Hace setenta años, a las 9:38 de la hora francesa, moría fusilado, en el sórdido fuerte de
Montrouge, el poeta Robert Brasillach, a sus 35 años.
Once balas de fusil y una de revólver (ésta en la frente[1])
destruyeron la joven vida, en cumplimiento de un fallo dictado por la justicia de
assises[2] diecisiete
días antes y confirmado en tiempo expreso por la corte de casación.
Un día antes, tras haber anunciado lo contrario a François Mauriac
(representante de la plena intelectualidad francesa que en número de cincuenta
y nueve[3]
había demandado la gracia[4]),
el presidente De Gaulle rechazó la clemencia, fundado al parecer, en que
existía una foto de Brasillach vistiendo uniforme de oficial alemán. Lo cual
era una infame y torpe inexactitud, porque quien aparecía así vestido en la
foto era el conocidísimo político Jacques Doriot y Brasillach estaba a su lado,
de civil, y en ocasión de un cometido periodístico compartido con Claude
Jeantet. En lo único en que se parecían el político y el poeta era en que ambos
gastaban unas gruesas gafas de carey. Brasillach nunca vistió otro uniforme que
el del ejército francés, con el cual cayó prisionero en 1940.
Además, nada se había dicho durante el juicio sobre esa fotografía ni se la
había manifestado al procesado ni el jefe del Estado pidió alguna explicación
al abogado sobre ella cuando lo recibió para sostener el recurso de gracia[5].

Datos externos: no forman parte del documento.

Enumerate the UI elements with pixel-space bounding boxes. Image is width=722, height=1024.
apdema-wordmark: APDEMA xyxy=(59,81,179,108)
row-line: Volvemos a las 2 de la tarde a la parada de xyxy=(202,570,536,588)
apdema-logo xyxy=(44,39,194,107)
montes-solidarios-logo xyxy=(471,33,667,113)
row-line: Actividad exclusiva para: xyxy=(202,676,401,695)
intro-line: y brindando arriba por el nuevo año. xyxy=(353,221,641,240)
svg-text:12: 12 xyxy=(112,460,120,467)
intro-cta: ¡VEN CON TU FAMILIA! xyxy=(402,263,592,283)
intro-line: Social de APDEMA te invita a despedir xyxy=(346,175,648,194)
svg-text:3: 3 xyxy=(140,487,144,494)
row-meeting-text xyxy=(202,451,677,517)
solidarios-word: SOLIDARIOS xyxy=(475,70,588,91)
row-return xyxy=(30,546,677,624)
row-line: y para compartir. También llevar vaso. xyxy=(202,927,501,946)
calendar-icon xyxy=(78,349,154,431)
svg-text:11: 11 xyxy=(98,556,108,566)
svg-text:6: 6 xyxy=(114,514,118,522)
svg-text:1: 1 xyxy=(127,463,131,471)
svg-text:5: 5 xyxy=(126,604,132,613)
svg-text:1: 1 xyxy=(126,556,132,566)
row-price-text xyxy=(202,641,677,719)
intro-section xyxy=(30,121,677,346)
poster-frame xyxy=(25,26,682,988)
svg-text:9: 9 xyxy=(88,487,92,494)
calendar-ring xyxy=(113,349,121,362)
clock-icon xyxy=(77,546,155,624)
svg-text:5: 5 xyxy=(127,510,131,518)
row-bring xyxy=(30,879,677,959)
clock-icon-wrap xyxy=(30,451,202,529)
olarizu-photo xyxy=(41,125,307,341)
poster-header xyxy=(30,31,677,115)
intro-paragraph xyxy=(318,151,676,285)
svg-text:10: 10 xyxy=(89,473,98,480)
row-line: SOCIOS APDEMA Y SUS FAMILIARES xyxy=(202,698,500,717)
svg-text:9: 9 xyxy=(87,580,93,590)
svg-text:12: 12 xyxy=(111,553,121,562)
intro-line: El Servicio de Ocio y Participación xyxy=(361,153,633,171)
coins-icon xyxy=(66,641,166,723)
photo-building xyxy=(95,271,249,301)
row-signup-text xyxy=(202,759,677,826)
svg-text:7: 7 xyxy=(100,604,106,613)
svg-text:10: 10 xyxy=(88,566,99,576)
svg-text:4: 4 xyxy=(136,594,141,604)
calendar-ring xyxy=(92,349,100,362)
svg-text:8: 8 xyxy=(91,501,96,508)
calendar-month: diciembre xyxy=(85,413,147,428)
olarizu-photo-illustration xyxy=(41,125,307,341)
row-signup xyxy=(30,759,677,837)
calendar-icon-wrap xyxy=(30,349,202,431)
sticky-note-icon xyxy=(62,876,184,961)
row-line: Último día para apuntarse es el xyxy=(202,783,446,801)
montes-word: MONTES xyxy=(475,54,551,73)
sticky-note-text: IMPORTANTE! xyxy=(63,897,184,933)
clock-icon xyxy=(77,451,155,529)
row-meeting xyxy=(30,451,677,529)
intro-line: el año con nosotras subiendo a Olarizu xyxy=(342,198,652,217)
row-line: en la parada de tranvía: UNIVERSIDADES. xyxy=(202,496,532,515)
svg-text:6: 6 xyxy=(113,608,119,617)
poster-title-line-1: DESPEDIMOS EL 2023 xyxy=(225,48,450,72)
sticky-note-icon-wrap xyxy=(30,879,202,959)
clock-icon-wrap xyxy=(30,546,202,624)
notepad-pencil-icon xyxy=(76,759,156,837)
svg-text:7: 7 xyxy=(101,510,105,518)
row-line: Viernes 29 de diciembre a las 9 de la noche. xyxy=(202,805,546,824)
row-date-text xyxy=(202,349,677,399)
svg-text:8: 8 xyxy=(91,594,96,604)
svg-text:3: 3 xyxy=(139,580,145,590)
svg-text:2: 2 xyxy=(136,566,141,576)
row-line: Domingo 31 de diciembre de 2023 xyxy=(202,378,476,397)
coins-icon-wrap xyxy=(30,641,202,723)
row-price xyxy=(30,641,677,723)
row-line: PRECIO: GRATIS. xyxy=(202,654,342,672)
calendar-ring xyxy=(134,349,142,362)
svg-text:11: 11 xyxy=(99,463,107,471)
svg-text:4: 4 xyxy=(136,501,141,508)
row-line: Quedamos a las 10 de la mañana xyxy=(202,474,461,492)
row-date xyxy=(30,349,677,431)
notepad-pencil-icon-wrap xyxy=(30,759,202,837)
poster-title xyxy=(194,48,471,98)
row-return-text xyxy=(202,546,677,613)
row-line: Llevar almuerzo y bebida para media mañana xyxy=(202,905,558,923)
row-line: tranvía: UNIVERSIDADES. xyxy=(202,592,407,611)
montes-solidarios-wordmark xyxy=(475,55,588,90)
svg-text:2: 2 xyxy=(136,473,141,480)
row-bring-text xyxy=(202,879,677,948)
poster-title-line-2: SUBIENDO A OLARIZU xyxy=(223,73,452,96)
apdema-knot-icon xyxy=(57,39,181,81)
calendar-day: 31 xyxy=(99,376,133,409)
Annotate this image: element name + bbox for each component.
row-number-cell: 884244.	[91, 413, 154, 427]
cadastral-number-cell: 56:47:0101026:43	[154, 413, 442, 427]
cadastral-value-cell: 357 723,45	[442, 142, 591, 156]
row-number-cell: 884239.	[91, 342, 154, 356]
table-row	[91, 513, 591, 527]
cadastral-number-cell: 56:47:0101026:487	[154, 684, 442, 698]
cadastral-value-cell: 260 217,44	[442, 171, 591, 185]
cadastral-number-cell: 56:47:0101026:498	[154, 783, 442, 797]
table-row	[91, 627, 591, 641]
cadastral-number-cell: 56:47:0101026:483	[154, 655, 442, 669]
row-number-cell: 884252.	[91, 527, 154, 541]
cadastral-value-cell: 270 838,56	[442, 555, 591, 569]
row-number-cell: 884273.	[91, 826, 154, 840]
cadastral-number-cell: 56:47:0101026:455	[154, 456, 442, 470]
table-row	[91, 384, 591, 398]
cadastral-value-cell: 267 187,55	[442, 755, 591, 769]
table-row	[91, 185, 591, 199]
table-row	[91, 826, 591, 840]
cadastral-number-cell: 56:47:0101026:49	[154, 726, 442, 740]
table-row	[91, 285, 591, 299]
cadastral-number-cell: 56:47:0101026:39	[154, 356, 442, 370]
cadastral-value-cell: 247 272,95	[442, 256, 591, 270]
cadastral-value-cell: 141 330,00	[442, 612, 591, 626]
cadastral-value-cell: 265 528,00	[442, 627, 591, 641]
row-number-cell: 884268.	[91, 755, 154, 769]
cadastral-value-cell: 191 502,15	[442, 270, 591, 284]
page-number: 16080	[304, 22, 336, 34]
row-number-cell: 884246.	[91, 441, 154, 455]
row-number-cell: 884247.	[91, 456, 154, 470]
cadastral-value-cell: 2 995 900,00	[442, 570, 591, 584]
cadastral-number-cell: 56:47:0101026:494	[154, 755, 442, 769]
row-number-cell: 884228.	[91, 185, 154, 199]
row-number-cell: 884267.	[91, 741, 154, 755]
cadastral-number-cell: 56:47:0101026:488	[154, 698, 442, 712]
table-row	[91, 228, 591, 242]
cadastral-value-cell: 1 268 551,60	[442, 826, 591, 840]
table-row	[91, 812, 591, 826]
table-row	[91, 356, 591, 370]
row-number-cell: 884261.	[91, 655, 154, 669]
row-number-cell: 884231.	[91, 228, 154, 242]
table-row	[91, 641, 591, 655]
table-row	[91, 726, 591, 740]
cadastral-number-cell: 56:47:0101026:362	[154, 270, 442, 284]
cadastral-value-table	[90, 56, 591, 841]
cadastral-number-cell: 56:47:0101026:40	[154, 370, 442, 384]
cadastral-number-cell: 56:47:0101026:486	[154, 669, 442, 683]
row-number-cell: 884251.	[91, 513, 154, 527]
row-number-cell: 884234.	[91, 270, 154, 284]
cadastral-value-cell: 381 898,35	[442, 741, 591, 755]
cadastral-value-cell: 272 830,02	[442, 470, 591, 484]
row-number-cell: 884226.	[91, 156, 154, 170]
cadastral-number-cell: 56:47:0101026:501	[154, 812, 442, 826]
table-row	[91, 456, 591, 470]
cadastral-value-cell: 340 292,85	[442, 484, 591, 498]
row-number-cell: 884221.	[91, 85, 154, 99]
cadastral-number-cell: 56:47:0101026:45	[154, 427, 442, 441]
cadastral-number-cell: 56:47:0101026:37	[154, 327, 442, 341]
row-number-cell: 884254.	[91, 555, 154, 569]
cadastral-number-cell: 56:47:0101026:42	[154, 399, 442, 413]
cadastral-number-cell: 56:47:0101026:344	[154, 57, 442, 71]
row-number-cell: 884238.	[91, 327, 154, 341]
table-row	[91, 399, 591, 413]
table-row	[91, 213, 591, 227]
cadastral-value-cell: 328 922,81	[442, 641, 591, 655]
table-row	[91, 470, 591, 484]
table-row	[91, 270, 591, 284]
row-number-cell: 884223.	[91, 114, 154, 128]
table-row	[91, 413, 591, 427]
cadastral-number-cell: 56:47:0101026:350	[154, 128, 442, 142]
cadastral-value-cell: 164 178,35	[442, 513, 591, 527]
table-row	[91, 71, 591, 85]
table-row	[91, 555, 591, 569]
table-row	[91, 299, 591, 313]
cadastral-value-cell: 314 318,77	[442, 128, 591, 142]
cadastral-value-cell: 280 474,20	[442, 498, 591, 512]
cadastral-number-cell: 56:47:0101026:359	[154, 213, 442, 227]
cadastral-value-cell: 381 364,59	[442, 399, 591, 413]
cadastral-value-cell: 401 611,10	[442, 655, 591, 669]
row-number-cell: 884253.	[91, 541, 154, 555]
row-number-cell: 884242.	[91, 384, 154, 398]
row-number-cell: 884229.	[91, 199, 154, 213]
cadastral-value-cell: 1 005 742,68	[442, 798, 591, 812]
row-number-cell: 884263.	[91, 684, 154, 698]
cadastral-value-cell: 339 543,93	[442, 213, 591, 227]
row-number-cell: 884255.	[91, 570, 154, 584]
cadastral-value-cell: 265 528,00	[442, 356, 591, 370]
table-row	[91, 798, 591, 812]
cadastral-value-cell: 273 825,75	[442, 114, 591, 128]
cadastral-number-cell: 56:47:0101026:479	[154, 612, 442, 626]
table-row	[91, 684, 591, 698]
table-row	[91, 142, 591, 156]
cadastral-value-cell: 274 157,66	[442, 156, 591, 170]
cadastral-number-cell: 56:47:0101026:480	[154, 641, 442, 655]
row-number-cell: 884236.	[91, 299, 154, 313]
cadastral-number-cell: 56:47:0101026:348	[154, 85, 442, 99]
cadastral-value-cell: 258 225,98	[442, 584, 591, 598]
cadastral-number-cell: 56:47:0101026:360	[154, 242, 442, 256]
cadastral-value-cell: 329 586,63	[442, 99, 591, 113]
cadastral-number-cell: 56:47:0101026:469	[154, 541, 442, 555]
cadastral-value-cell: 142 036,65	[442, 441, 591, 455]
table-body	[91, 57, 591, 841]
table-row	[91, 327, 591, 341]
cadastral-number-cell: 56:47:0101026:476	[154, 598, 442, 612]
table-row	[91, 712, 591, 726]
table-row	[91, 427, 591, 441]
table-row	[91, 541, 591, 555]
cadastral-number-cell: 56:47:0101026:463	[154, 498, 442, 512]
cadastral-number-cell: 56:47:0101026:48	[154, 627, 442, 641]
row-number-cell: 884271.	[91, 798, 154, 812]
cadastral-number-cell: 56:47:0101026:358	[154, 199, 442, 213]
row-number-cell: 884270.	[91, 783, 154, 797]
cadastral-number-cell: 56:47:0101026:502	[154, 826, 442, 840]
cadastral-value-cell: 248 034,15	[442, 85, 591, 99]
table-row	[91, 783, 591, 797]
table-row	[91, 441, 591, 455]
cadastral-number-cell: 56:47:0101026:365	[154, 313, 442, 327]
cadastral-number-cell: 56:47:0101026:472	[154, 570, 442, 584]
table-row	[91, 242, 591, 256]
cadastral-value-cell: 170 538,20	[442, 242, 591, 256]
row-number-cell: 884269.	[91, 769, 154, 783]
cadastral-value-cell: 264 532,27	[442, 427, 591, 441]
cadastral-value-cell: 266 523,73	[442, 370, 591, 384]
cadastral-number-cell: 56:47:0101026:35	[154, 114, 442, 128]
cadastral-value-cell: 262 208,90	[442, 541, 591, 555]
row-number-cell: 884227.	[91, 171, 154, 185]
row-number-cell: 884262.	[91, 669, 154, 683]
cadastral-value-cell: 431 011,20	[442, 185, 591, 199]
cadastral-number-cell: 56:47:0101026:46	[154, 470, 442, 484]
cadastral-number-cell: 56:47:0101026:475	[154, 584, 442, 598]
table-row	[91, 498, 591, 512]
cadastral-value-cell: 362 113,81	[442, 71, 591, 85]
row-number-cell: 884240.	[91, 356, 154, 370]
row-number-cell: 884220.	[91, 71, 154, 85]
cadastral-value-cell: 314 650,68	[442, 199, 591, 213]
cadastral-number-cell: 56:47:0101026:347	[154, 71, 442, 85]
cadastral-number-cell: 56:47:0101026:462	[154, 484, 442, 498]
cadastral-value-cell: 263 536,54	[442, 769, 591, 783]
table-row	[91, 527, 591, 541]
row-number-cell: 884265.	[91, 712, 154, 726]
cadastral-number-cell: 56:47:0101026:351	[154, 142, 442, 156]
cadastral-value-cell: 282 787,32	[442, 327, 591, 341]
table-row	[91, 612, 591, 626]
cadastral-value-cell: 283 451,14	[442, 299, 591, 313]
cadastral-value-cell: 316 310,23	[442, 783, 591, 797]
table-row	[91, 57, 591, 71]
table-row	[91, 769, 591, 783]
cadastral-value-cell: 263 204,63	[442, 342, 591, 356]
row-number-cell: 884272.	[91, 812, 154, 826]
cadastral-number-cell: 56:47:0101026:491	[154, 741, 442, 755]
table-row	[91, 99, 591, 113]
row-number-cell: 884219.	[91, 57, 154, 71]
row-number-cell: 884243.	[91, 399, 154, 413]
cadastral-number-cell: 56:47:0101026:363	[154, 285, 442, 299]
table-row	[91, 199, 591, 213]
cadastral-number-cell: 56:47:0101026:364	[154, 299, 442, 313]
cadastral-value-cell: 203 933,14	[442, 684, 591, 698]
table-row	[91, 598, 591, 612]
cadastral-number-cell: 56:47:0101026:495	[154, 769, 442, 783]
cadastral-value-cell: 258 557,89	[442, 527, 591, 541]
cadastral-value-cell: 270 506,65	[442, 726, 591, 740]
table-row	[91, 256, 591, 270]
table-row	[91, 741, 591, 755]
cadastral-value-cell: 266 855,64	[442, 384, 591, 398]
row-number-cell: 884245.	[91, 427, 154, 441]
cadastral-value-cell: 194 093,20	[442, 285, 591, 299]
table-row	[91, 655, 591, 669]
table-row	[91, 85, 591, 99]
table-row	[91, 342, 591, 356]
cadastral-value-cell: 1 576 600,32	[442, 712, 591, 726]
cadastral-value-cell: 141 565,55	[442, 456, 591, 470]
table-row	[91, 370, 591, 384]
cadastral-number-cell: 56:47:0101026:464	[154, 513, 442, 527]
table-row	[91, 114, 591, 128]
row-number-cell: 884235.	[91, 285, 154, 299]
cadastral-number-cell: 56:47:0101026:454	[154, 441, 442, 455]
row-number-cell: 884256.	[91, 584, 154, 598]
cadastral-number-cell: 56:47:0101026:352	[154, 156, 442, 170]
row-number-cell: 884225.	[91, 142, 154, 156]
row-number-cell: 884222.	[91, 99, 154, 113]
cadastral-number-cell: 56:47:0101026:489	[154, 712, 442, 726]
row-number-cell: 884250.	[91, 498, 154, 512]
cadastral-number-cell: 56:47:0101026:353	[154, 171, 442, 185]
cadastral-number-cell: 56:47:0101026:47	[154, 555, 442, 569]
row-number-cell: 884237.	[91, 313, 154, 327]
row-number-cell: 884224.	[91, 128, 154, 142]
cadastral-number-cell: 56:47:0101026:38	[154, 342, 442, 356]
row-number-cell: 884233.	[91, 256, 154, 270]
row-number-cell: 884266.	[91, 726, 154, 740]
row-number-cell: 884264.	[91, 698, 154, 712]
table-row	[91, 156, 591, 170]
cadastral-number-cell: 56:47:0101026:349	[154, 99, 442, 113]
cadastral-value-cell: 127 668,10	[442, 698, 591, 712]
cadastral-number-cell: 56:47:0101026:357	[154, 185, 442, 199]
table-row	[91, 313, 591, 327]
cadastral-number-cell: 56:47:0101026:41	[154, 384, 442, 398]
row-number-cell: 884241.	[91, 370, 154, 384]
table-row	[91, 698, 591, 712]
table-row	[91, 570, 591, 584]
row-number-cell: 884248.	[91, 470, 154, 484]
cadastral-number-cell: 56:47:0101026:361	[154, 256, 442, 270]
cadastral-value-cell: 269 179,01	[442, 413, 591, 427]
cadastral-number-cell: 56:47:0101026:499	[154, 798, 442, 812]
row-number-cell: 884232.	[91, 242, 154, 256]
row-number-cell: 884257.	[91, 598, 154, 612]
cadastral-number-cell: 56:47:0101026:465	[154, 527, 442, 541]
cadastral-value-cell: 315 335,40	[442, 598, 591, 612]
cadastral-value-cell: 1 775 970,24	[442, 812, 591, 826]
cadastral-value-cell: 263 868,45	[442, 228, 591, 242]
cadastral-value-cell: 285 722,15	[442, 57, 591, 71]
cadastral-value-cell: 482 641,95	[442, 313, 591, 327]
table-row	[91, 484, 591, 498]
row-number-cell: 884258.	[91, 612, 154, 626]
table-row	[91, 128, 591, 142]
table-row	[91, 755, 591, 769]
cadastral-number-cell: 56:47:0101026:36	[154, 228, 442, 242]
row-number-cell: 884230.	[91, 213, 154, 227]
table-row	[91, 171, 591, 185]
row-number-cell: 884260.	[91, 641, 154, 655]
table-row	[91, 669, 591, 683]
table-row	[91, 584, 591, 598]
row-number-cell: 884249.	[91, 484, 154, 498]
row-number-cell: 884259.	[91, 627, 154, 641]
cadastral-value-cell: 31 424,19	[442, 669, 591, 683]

Fue un torpe pretexto, esbozado apenas, para encubrir el precio que pagó De
Gaulle por el apoyo circunstancial del por entonces todopoderoso Partido
Comunista Francés.
Nada raro en quien no hesitaba en mandar a alguien a la muerte por razón de
Estado e incluso se pavoneaba impúdicamente de ello. Cuando en 1963 envió a
otro joven de 35 años al poste tras una condena por un tribunal ilegal, dijo con
notable cinismo: "Los franceses necesitan mártires ... Los deben escoger con cuidado. Yo podría haberles dado uno de
esos generales estúpidos que juegan a la pelota en la prisión de Tulle[6]. Pero les di a
Bastien-Thiry. Ellos serán capaces de convertirlo en un mártir. Él se lo merece." [7]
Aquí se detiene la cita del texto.